How can we go about “future-proofing Sidmouth“? If we define this as making Sidmouth more resilient to the stresses and strains we will be facing, then yes, perhaps we can!
And this is where Sidmouth Solarpunk might come in – with its strapline of ‘realistic optimism’.

The notion of Sidmouth already being ‘solarpunk’ is in fact a pretty realistic notion – with the Sidmouth being Solarpunk page pointing out that “the underlying beliefs of Solarpunk are very much ‘mend and make-do’.. and look after your environment and your neighbours both young and old.”
Firstly, when it comes to adaptation and the mix of high and low-tech, we already have the technology we need: “We already have so many of the foundational technological building blocks of the clean energy transition at hand: renewables, energy efficiency, energy storage, and pathways to electrifying a vast array of energy end uses. Combined, these technologies have the capacity to get us an overwhelming amount of the way there.”
For example, in our corner of the world, clean technology in the South West is “embracing a circular economy by turning old EV batteries into a domestic source of critical minerals”. And over the coming year, this and other blogs will be looking at how the technology of NOW can help us cope with the future here in the South West.

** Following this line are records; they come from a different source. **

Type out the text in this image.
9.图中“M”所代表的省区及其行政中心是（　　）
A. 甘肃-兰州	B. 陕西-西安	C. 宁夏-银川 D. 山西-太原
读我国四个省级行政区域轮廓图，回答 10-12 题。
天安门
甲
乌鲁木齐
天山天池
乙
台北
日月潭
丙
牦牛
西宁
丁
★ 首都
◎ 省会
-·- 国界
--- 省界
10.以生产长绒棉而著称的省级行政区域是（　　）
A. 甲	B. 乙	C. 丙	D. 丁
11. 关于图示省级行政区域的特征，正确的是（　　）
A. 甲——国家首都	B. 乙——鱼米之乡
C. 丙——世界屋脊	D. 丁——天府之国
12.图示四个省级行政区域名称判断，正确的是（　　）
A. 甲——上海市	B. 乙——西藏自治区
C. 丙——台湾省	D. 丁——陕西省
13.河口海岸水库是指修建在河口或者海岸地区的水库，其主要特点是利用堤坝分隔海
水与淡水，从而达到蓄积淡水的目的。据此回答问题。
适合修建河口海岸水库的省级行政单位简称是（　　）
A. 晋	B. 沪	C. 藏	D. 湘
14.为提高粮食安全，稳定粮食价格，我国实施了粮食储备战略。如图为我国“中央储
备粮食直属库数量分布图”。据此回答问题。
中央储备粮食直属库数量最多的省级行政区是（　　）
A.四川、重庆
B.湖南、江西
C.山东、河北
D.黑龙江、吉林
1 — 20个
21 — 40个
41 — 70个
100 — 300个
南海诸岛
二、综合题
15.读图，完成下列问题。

This we can call “hopeful solutionism“.
The other aspect of solarpunk which is relevant to us here in Sidmouth is that it’s about looking after our environment, both natural and human – and there is so much potential.
Solarpunk is about technology ‘blending with the environment’, whether it’s putting into practice more sustainable architecture and design and linking architecture and well-being, or thinking about ‘pocket’ and ‘tiny’ forests in our midst
And on the community level, we can be doing it locally with community larders and with e-waste, or using apps to save food waste and giving time at Christmas.
All of these things are either happening or are possible here in Sidmouth.
It’s about imagination and creativity – and about the determination to use what we’ve got. And in Sidmouth we’ve got plenty of both, exemplified by such already well-established institutions such as the Sidmouth School of Art [“intriguing, fun and curious”] and the Sidmouth Repair Café, trying to move us on from the ‘throwaway’ culture into treasuring what we already have.
Finally, to quote from the Solarpunk: Notes toward a manifesto:
“Solarpunk is about finding ways to make life more wonderful for us right now, and more importantly for the generations that follow us – i.e., extending human life at the species level, rather than individually. Our future must involve repurposing and creating new things from what we already have (instead of 20th century “destroy it all and build something completely different” modernism). Our futurism is not nihilistic like cyberpunk and it avoids steampunk’s potentially quasi-reactionary tendencies: it is about ingenuity, generativity, independence, and community.”